Who can’t be claimed? Your spouse is never your dependent. In addition, you generally may not claim a married person as a dependent if that person files a joint return with a spouse. Also, a dependent must be a U.S. citizen, resident alien, national, or a resident of Canada or Mexico for part of the year.

For a seemingly simple deduction, claiming an exemption for a dependent can be quite complex. You’ll want to get it right, because being able to claim someone as a dependent can lead to other tax benefits, including the child tax credit, education credits, and the dependent care credit.

Contact our office to learn who qualifies as your dependent. We’ll help you make the most of your federal income tax exemptions.

Corporate Minutes Support Tax Deductions

Well-documented corporate minutes can provide valuable supporting evidence if the IRS questions choices you make on your tax returns. Minutes are especially important when related-party transactions are involved, such as payments, loans, or distributions between the company and you or other owners. For example, the IRS may challenge the amount of your compensation. Corporate minutes that document the factors considered by the board in approving the compensation can be a defense against this type of challenge.

Another area to consider is the amount of earnings your business retains instead of distributing the funds as taxable dividends. A penalty can apply to retained earnings over a certain limit unless the needs of your business justify the amount. Corporate minutes can help by spelling out the reasons your company needs to retain funds – for example, to purchase assets or for working capital.

Does your company have a tax-qualified retirement or a stock option plan? The minutes should show decisions by the board when adopting or modifying the plan. Other information to include: annual decisions on the contribution percentage made to profit-sharing plans and the amount of fringe benefits, such as medical reimbursement accounts.

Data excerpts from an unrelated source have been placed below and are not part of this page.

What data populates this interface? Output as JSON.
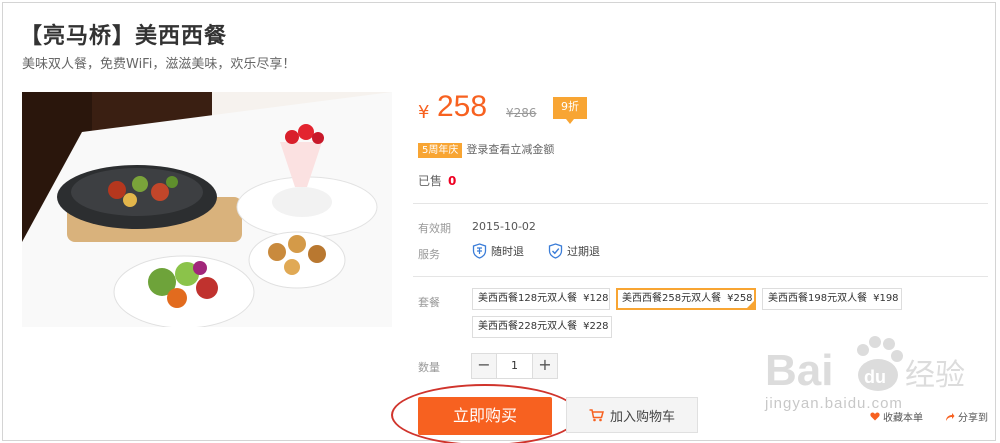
{
  "header": {
    "title": "【亮马桥】美西西餐",
    "subtitle": "美味双人餐，免费WiFi，滋滋美味，欢乐尽享！"
  },
  "price": {
    "symbol": "¥",
    "current": "258",
    "original": "¥286",
    "discount_badge": "9折"
  },
  "promo": {
    "badge": "5周年庆",
    "text": "登录查看立减金额"
  },
  "sold": {
    "label": "已售",
    "count": "0"
  },
  "validity": {
    "label": "有效期",
    "value": "2015-10-02"
  },
  "service": {
    "label": "服务",
    "items": [
      {
        "label": "随时退",
        "icon": "refund-anytime-icon"
      },
      {
        "label": "过期退",
        "icon": "refund-expired-icon"
      }
    ]
  },
  "packages": {
    "label": "套餐",
    "items": [
      {
        "name": "美西西餐128元双人餐",
        "price": "¥128",
        "selected": false
      },
      {
        "name": "美西西餐258元双人餐",
        "price": "¥258",
        "selected": true
      },
      {
        "name": "美西西餐198元双人餐",
        "price": "¥198",
        "selected": false
      },
      {
        "name": "美西西餐228元双人餐",
        "price": "¥228",
        "selected": false
      }
    ]
  },
  "quantity": {
    "label": "数量",
    "value": "1",
    "minus": "−",
    "plus": "+"
  },
  "actions": {
    "buy": "立即购买",
    "cart": "加入购物车",
    "favorite": "收藏本单",
    "share": "分享到"
  },
  "watermark": {
    "text": "jingyan.baidu.com",
    "logo": "Bai du 经验"
  },
  "colors": {
    "accent": "#f76120",
    "badge": "#f8a533",
    "annotation": "#d0342c"
  }
}
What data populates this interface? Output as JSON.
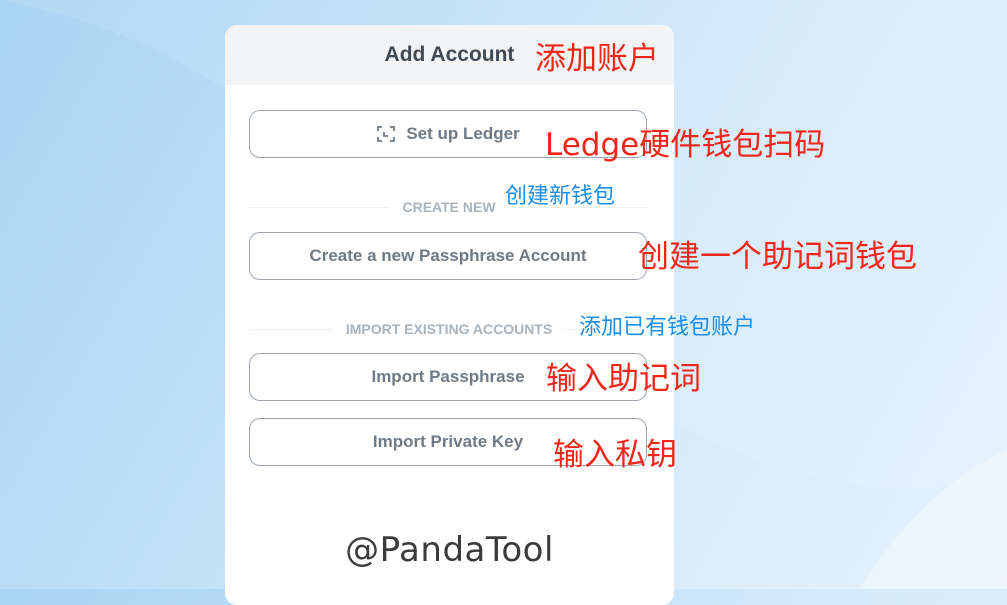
{
  "card": {
    "title": "Add Account"
  },
  "ledger_button": {
    "label": "Set up Ledger",
    "icon": "scan-icon"
  },
  "create_section": {
    "label": "CREATE NEW",
    "button_label": "Create a new Passphrase Account"
  },
  "import_section": {
    "label": "IMPORT EXISTING ACCOUNTS",
    "passphrase_label": "Import Passphrase",
    "private_key_label": "Import Private Key"
  },
  "watermark": "@PandaTool",
  "annotations": {
    "title": "添加账户",
    "ledger": "Ledge硬件钱包扫码",
    "create_new": "创建新钱包",
    "create_passphrase": "创建一个助记词钱包",
    "import_existing": "添加已有钱包账户",
    "import_passphrase": "输入助记词",
    "import_private_key": "输入私钥"
  },
  "colors": {
    "annotation_red": "#f0261a",
    "annotation_blue": "#1c8ee8",
    "button_text": "#6e7a86",
    "section_label": "#a9b3bd"
  }
}
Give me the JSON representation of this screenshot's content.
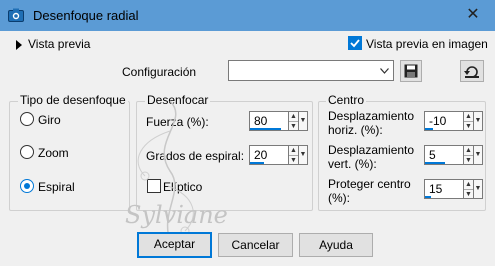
{
  "window": {
    "title": "Desenfoque radial",
    "close_glyph": "✕"
  },
  "top": {
    "preview_toggle": "Vista previa",
    "preview_in_image": "Vista previa en imagen",
    "preview_in_image_checked": true,
    "config_label": "Configuración",
    "config_value": ""
  },
  "blur_type": {
    "title": "Tipo de desenfoque",
    "options": [
      {
        "label": "Giro",
        "selected": false
      },
      {
        "label": "Zoom",
        "selected": false
      },
      {
        "label": "Espiral",
        "selected": true
      }
    ]
  },
  "blur": {
    "title": "Desenfocar",
    "strength_label": "Fuerza (%):",
    "strength_value": "80",
    "strength_fraction": 0.8,
    "spiral_label": "Grados de espiral:",
    "spiral_value": "20",
    "elliptic_label": "Elíptico",
    "elliptic_checked": false
  },
  "center": {
    "title": "Centro",
    "hoffset_label_1": "Desplazamiento",
    "hoffset_label_2": "horiz. (%):",
    "hoffset_value": "-10",
    "voffset_label_1": "Desplazamiento",
    "voffset_label_2": "vert. (%):",
    "voffset_value": "5",
    "protect_label_1": "Proteger centro",
    "protect_label_2": "(%):",
    "protect_value": "15"
  },
  "buttons": {
    "accept": "Aceptar",
    "cancel": "Cancelar",
    "help": "Ayuda"
  },
  "watermark": "Sylviane",
  "colors": {
    "titlebar": "#5b9bd5",
    "accent": "#0078d7"
  }
}
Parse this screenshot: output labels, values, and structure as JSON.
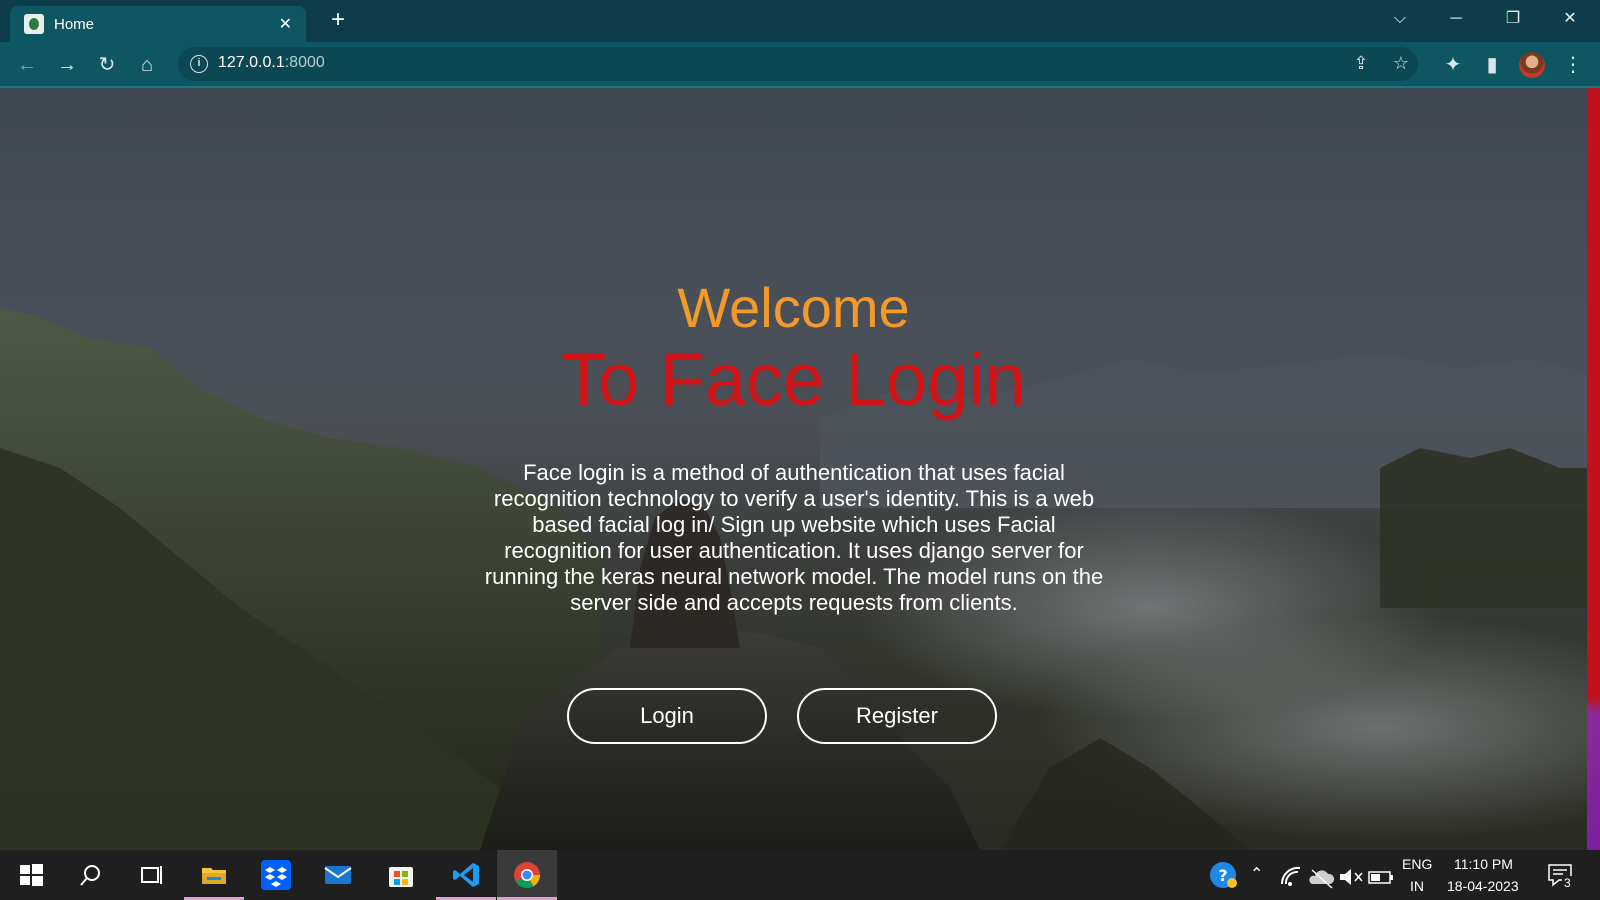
{
  "browser": {
    "tab_title": "Home",
    "tab_close": "✕",
    "new_tab": "+",
    "url_host": "127.0.0.1",
    "url_port": ":8000"
  },
  "page": {
    "welcome": "Welcome",
    "subtitle": "To Face Login",
    "description": "Face login is a method of authentication that uses facial recognition technology to verify a user's identity. This is a web based facial log in/ Sign up website which uses Facial recognition for user authentication. It uses django server for running the keras neural network model. The model runs on the server side and accepts requests from clients.",
    "login_label": "Login",
    "register_label": "Register"
  },
  "taskbar": {
    "language_top": "ENG",
    "language_bottom": "IN",
    "time": "11:10 PM",
    "date": "18-04-2023",
    "notification_count": "3"
  },
  "colors": {
    "welcome": "#f39a2b",
    "subtitle": "#d01418",
    "tabstrip": "#0d3d4b",
    "toolbar": "#0f5663"
  }
}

If your corporate minutes need updating, we suggest you contact your attorney.

Three Tips to Start the Tax Filing Season

  • Check whether your children need to file a 2015 tax return. They’ll need to file if wages exceeded $6,300, self-employment income was over $400, or investment income exceeded $1,050. When income includes both wages and investment income, other thresholds apply.
  • Consider whether you’ll contribute to a Roth or traditional IRA. Since you have until April 18 to make a 2015 contribution (April 19 if you live in Maine or Massachusetts), you can schedule an amount to set aside from each paycheck for the next few months. The maximum contribution for 2015 is the lesser of your earned income for the year or $5,500 ($6,500 when you’re age 50 or older). Be sure to tell your bank or other trustee that these 2016 contributions are for 2015 until you reach the 2015 limit. You can then deduct these 2016 amounts on your 2015 tax return for a quicker tax benefit.
  • Do you need to file a gift tax return? For 2015, you may need to file a return if you gave gifts totaling more than $14,000 to someone other than your spouse. Some gifts, such as direct payments of medical bills or tuition, are not subject to gift tax. Gift tax returns are due at the same time as your federal income tax return.